Consider the following setup: There is a laptop, with usb-canary configured to monitor while the screen is locked. Automounting is disabled. The user locks the screen, goes away. During her absence, a coworker of her goes near the laptop and finds a USB stick lying on the ground. Thinking the USB stick fell out, she picks it up and plugs it in. Later, the user returns to unlock her laptop. At this point, usb-canary will not have picked up on the additional device since it is not mounted yet. However, now that the laptop is unlocked, she or some automatism might inadvertently mount the filesystem of the usb stick.

Current Behavior

usb-canary does not pick up on the new device absent automounting.

Possible Solution

Monitor physical block devices, or even better, monitor physical USB devices instead of mounted partitions.

Steps to Reproduce (for bugs)

## Context usb-canary at least on first glance looks like a security tool. Thus it should be secure. ## Your Environment I'm no mac expert, but this issue will very likely persist on mac since this "list only mounted filesystems thing" is the documented behavior of psutil's ```list_partitions```.
errbufferoverfl commented 7 years ago

Hi @jaseg,

Thanks for submitting an issue, this has been put into the roadmap.
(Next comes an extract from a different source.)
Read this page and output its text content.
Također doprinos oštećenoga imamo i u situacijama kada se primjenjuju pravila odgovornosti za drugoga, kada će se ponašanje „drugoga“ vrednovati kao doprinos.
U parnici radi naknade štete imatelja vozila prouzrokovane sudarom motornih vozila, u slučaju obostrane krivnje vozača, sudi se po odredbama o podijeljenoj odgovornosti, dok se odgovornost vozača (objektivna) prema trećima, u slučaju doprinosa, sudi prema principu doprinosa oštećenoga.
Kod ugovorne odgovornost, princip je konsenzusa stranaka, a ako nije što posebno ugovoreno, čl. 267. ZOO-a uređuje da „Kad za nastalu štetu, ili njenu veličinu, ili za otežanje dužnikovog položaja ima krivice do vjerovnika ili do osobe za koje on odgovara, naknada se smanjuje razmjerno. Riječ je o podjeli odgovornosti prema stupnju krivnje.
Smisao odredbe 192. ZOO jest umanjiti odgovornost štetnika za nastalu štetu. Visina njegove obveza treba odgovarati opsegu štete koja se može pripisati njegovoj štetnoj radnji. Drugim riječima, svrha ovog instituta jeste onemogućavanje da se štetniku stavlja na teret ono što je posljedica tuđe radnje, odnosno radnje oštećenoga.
Again thanks for taking the time to contribute to USB Canary.

errbufferoverfl commented 6 years ago

Replaced psutil and hidapi to libusb1, while it does not have the same support for HID devices, but seems to be working well at listing them on OSX.

Further testing needs to be done on *nix with different devices.

The switch to this library has also modified installation method due to the following error when using sander-daemon or pydaemon:

The process has forked and you cannot use this CoreFoundation functionality safely. You MUST exec().
Break on __THE_PROCESS_HAS_FORKED_AND_YOU_CANNOT_USE_THIS_COREFOUNDATION_FUNCTIONALITY___YOU_MUST_EXEC__() to debug.
The process has forked and you cannot use this CoreFoundation functionality safely. You MUST exec().
Break on __THE_PROCESS_HAS_FORKED_AND_YOU_CANNOT_USE_THIS_COREFOUNDATION_FUNCTIONALITY___YOU_MUST_EXEC__() to debug.

OSX will now be "installed" via plist file in LaunchAgents directory and *nix will be installed via what ever their equivalent is. However, further testing is required before that point.